There is a need for schools to improve mental resilience programmes.
Many reports, from teachers and students themselves, say that our children today are becoming less resilient.
What does that mean?
Our children are overburdened; they can’t handle stress. The consequences are sometimes sad.
However, what our teachers tell us is that workload for students has reduced a lot today. Curriculum designers agree. Even parents do.
So where does the stress come from?
The answer is: not necessarily from schools work and academic pressure.
Bhutan is changing rapidly. With the change, we are living a very fast-paced life. No one seems to have “enough” time for anybody. The rush shows in the way that parents are not able to look at the needs of their children.
All the while, every child is expected to achieve the best.
This can get worse and, that’s why, we need some serious interventions before it is too late.
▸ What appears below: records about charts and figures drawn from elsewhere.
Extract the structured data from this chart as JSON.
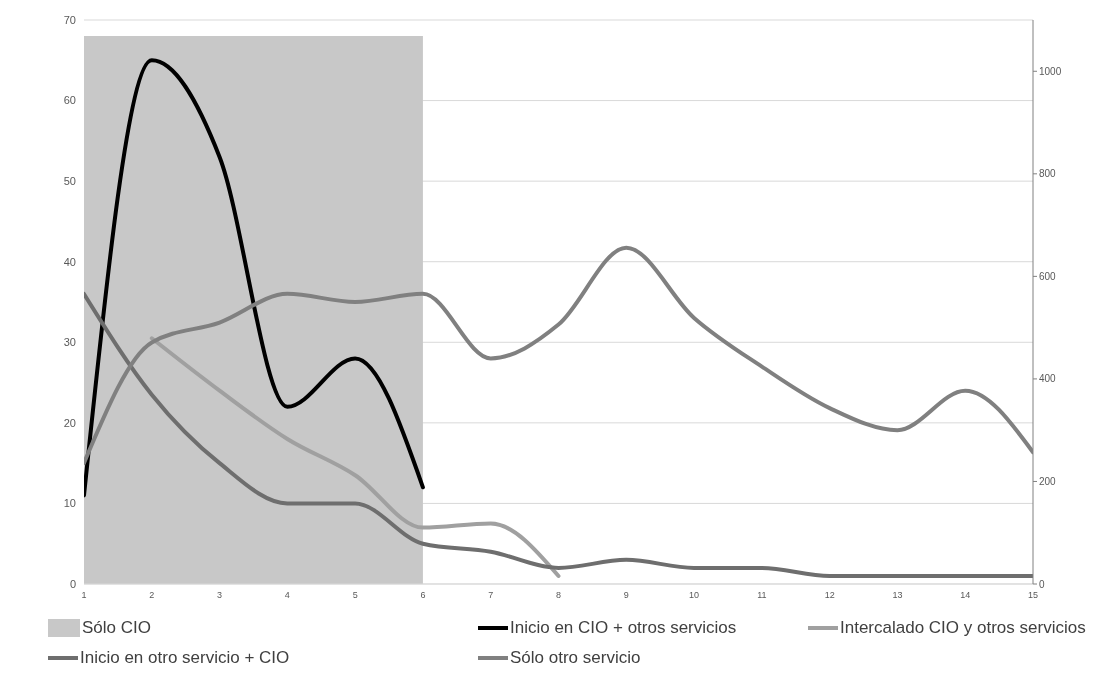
{
  "chart_data": {
    "type": "line",
    "x": [
      1,
      2,
      3,
      4,
      5,
      6,
      7,
      8,
      9,
      10,
      11,
      12,
      13,
      14,
      15
    ],
    "xlim": [
      1,
      15
    ],
    "xticks": [
      1,
      2,
      3,
      4,
      5,
      6,
      7,
      8,
      9,
      10,
      11,
      12,
      13,
      14,
      15
    ],
    "ylim": [
      0,
      70
    ],
    "yticks": [
      0,
      10,
      20,
      30,
      40,
      50,
      60,
      70
    ],
    "y2lim": [
      0,
      1100
    ],
    "y2ticks": [
      0,
      200,
      400,
      600,
      800,
      1000
    ],
    "grid": "y",
    "legend": "bottom",
    "marker": "none",
    "line_style": "solid",
    "series": [
      {
        "name": "Sólo CIO",
        "type": "area",
        "color": "#c8c8c8",
        "values": [
          68,
          68,
          68,
          68,
          68,
          68,
          null,
          null,
          null,
          null,
          null,
          null,
          null,
          null,
          null
        ]
      },
      {
        "name": "Inicio en CIO + otros servicios",
        "color": "#000000",
        "values": [
          11,
          65,
          53,
          22,
          28,
          12,
          null,
          null,
          null,
          null,
          null,
          null,
          null,
          null,
          null
        ]
      },
      {
        "name": "Intercalado CIO y otros servicios",
        "color": "#a0a0a0",
        "values": [
          null,
          30.5,
          24,
          18,
          13.5,
          7,
          7.5,
          1,
          null,
          null,
          null,
          null,
          null,
          null,
          null
        ]
      },
      {
        "name": "Inicio en otro servicio + CIO",
        "color": "#6e6e6e",
        "values": [
          36,
          23.5,
          15,
          10,
          10,
          5,
          4,
          2,
          3,
          2,
          2,
          1,
          1,
          1,
          1
        ]
      },
      {
        "name": "Sólo otro servicio",
        "color": "#808080",
        "axis": "y2",
        "values": [
          236,
          471,
          510,
          566,
          550,
          566,
          440,
          506,
          656,
          519,
          424,
          343,
          300,
          377,
          257
        ]
      }
    ]
  }
}
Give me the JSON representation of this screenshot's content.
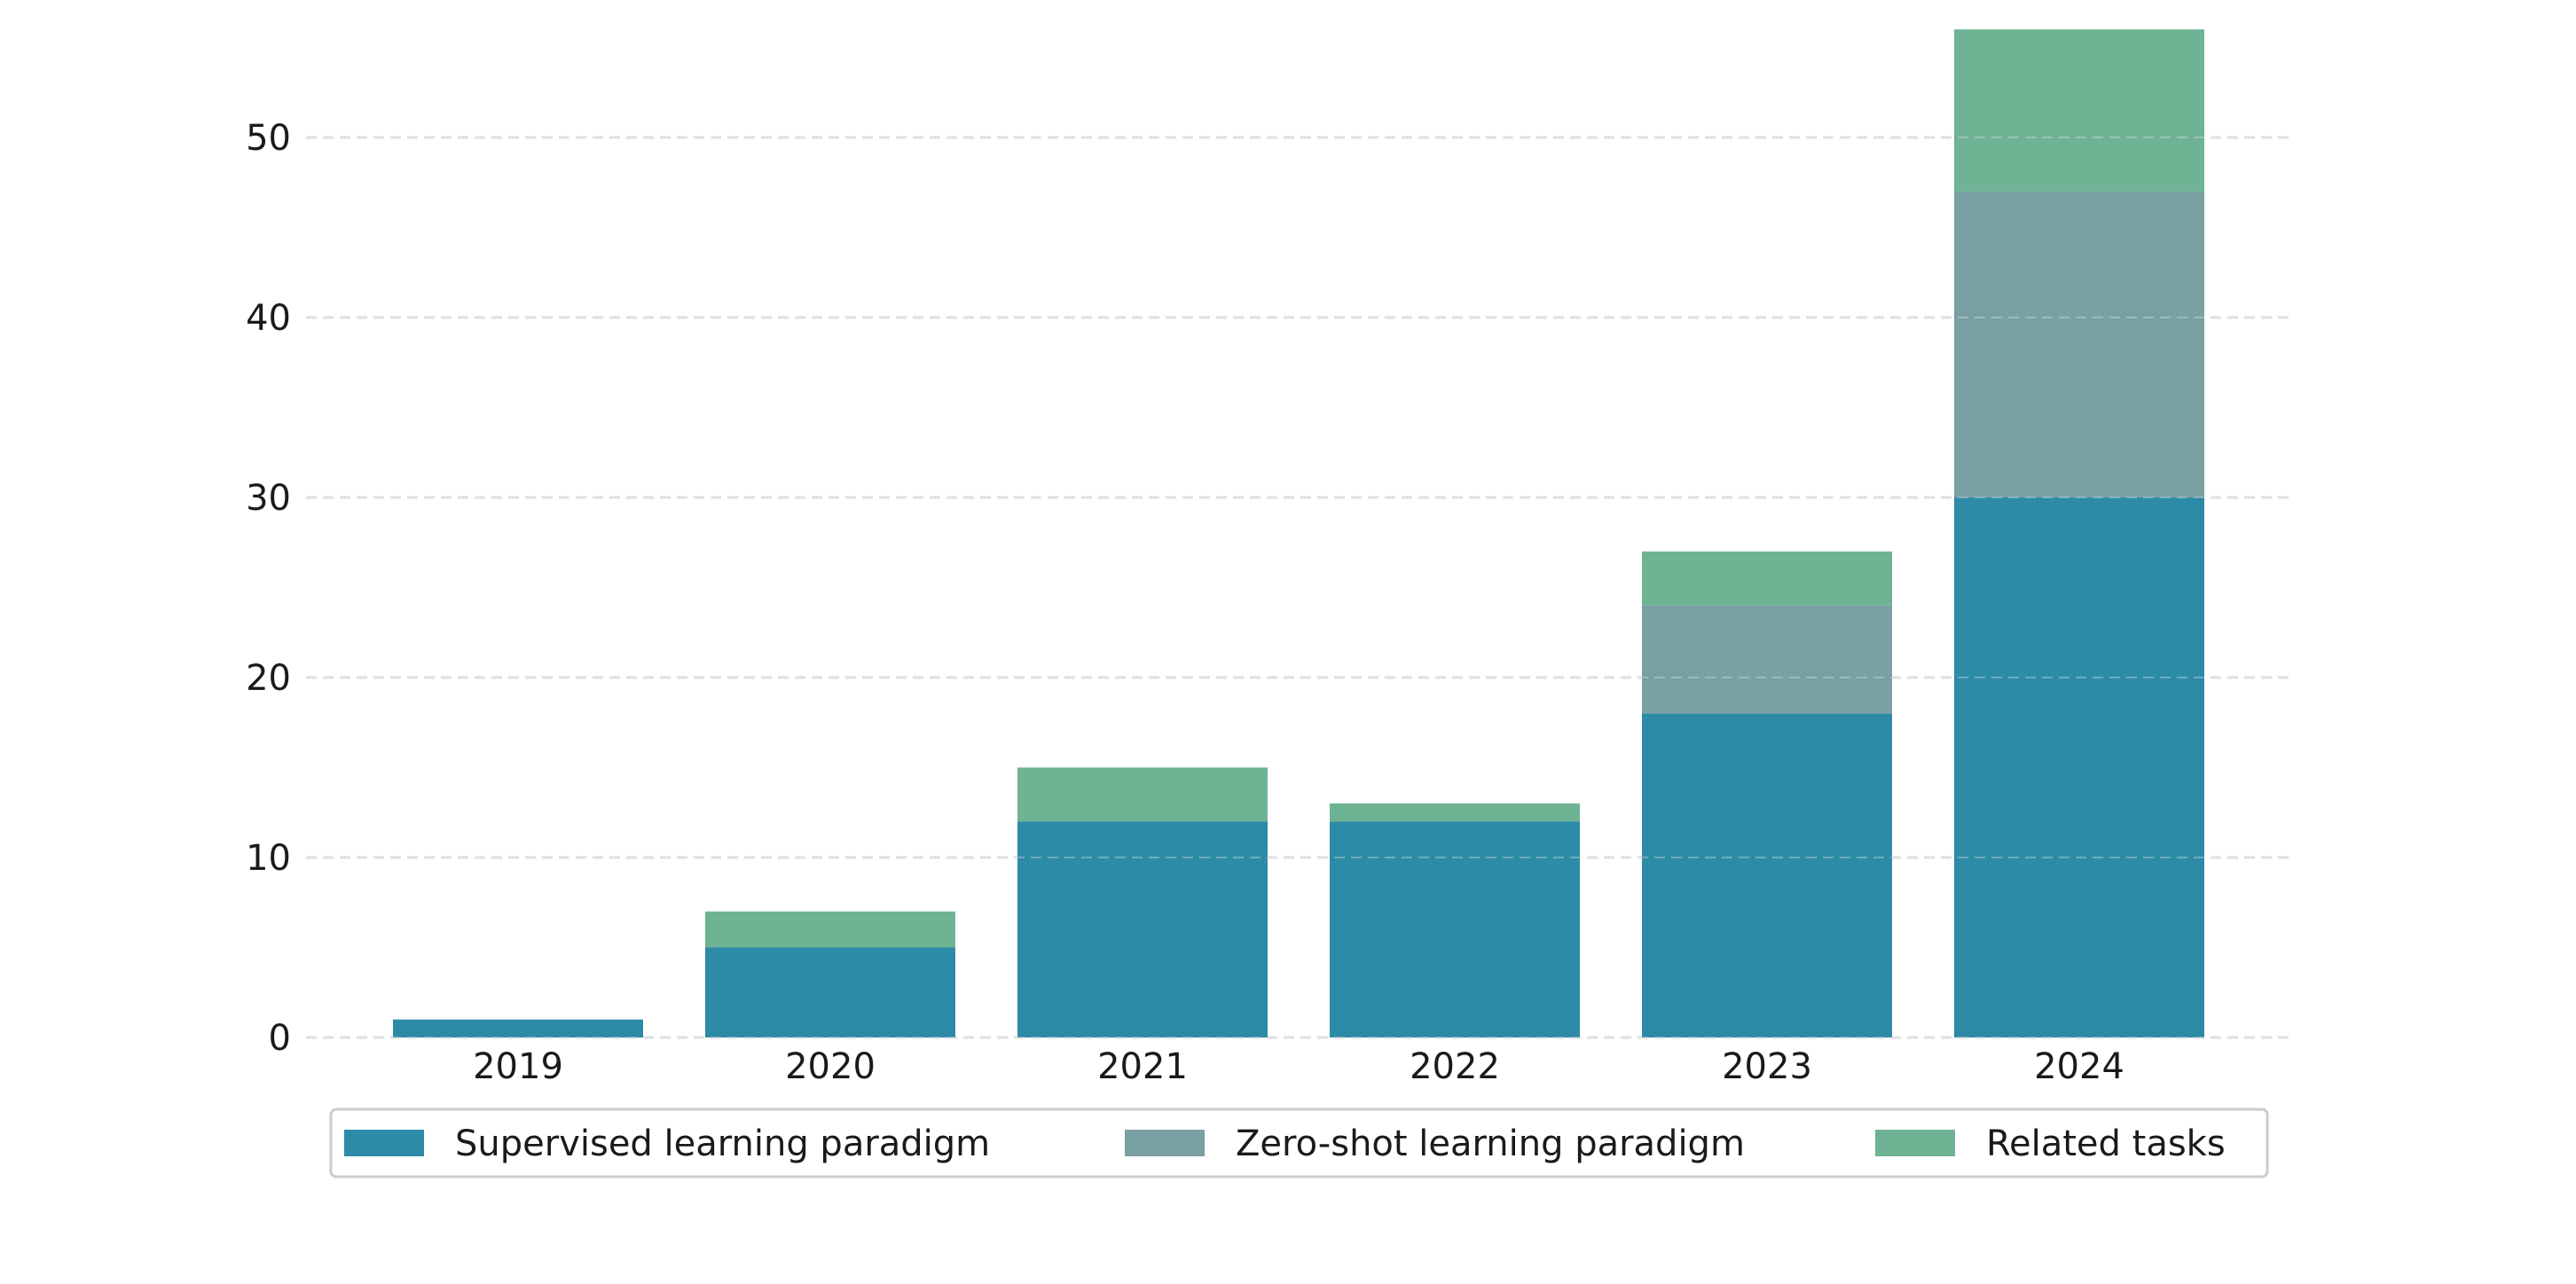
{
  "chart_data": {
    "type": "bar",
    "stacked": true,
    "categories": [
      "2019",
      "2020",
      "2021",
      "2022",
      "2023",
      "2024"
    ],
    "series": [
      {
        "name": "Supervised learning paradigm",
        "values": [
          1,
          5,
          12,
          12,
          18,
          30
        ],
        "color": "#2e8ba8"
      },
      {
        "name": "Zero-shot learning paradigm",
        "values": [
          0,
          0,
          0,
          0,
          6,
          17
        ],
        "color": "#79a0a2"
      },
      {
        "name": "Related tasks",
        "values": [
          0,
          2,
          3,
          1,
          3,
          9
        ],
        "color": "#6db394"
      }
    ],
    "ylim": [
      0,
      56
    ],
    "yticks": [
      0,
      10,
      20,
      30,
      40,
      50
    ],
    "ytick_labels": [
      "0",
      "10",
      "20",
      "30",
      "40",
      "50"
    ],
    "grid": "horizontal dashed",
    "legend": "bottom"
  }
}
Some of us argue that we have enough interventions going by the many agencies and budget that the government allocates to these agencies. But the argument is missing the point. How many agencies and how big the budget is not important. What is important is: Are we coming even a little closer to solving one of the biggest issues facing our young people today?
Schools need to create an environment where building resilience in children receives a special priority. Some of the schools in the country are going out of their way, even beyond instruction time and syllabus to ensure that physical, mental and emotional wellbeing of children is taken care of.
Schools have shown that they can do it, given enough resources. Some teachers and educators are of the view that mental resilience can be taught as a subject. Counsellors are important, yes, but a more focused class can do a lot more in the long run.
Healthy children is our future. Knowing that, we need to invest significantly now, at a time when a large number of our young people are finding it difficult to negotiate through the complicated maze of development.
The idea is to make our children smart and strong to not just face the challenges of the day, but also look ahead with confidence and succeed. That’s what is required in the many lofty reforms and plans we are talking about today to give Bhutanese education a new face.
Let’s raise a healthy and resilient future. And this calls for heavy investment from the Ministry of Education.